原状回復トラブルを防止するには、どのような点に注意するとよいのでしょうか。
原状回復の対象や特約を確認する
賃貸借契約書には、どんな損傷が入居者の負担になるのかが記載されています。さらに、原状回復に関する特約が存在する場合があり、退去時にはこの特約に基づいて請求されることがあります。
たとえば、ハウスクリーニングや鍵の交換、台所やトイレの消毒費用など、それぞれの金額と共に入居者の負担とする旨が記載されているケースがあります。

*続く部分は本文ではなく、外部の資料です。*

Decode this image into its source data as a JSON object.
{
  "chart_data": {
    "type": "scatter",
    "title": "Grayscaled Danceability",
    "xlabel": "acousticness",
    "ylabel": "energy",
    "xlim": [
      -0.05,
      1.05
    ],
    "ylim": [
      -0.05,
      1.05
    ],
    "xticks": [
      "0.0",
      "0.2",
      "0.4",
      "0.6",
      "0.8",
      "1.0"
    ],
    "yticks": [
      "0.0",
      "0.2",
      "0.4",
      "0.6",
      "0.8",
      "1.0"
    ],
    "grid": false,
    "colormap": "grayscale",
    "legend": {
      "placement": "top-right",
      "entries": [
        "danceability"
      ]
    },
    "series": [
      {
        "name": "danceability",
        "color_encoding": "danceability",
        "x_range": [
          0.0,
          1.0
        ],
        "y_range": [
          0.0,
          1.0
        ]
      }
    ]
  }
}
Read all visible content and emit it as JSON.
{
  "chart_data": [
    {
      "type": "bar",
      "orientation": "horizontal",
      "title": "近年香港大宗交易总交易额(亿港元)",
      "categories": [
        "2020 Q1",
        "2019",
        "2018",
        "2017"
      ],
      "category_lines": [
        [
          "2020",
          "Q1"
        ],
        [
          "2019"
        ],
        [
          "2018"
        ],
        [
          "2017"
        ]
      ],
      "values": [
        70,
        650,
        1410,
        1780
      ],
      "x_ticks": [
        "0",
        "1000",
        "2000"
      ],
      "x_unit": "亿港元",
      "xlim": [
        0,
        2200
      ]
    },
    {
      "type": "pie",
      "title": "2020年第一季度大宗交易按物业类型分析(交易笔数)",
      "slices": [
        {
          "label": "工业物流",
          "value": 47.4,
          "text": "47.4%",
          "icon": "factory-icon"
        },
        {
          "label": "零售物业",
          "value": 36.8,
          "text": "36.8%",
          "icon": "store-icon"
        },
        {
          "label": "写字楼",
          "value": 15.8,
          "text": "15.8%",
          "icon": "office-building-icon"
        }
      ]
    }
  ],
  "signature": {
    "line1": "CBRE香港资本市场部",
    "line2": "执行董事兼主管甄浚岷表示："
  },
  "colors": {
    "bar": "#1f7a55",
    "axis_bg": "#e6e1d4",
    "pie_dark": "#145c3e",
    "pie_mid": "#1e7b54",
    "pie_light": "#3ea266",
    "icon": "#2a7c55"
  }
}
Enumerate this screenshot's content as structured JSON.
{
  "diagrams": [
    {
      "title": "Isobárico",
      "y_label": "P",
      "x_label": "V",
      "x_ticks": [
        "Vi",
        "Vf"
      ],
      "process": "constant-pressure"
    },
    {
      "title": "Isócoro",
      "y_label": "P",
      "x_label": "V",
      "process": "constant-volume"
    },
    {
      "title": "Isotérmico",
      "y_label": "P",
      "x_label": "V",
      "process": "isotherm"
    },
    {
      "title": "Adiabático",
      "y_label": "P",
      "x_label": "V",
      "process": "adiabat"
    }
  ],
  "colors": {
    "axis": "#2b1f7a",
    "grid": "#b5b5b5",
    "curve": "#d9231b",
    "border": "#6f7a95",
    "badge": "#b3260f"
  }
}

こうした特約について、入居時には気に留めていなかったという人も多く、「退去時の修繕費用が思わぬ額になってしまった」といった事態も考えられるため、注意深く賃貸借契約書を確認しなければなりません。
入居時の状態を記録する
入居時にすでにキズがついていたのにもかかわらず、それが入居者の責任であると判断されることがあります。
入居者としても、入居から退去までの間に、どのキズが自分でつけたものか分からなくなることもあるかもしれません。
こうした退去時の原状回復トラブルを回避するために、これから新居に引越す場合は、入居時の状態を写真や動画に撮るなどしておくのがおすすめです。
証拠となる記録があれば、大家さんや管理会社が不当な請求をしてきた場合でも、退去時に「このキズは自分がつけたものではない」という事実を客観的に証明できます。
まとめ

賃貸物件の退去時に、入居者が修繕費をどこまで負担するべきか判断が難しい場合がありますが、国土交通省が定める原状回復ガイドラインを活用することで、ある程度の判断が可能になります。
もし、退去時に不動産会社から提示された修繕費用があまりに高額だと感じた際は、ガイドラインを根拠に「この部分は経年劣化なので、私の負担ではない」と正当な主張をすることが大切です。
その他、入居時に物件の状態を画像や動画で記録しておくことも重要な対策です。退去時にトラブルに発展してしまうことのないよう、事前に対策を取りましょう。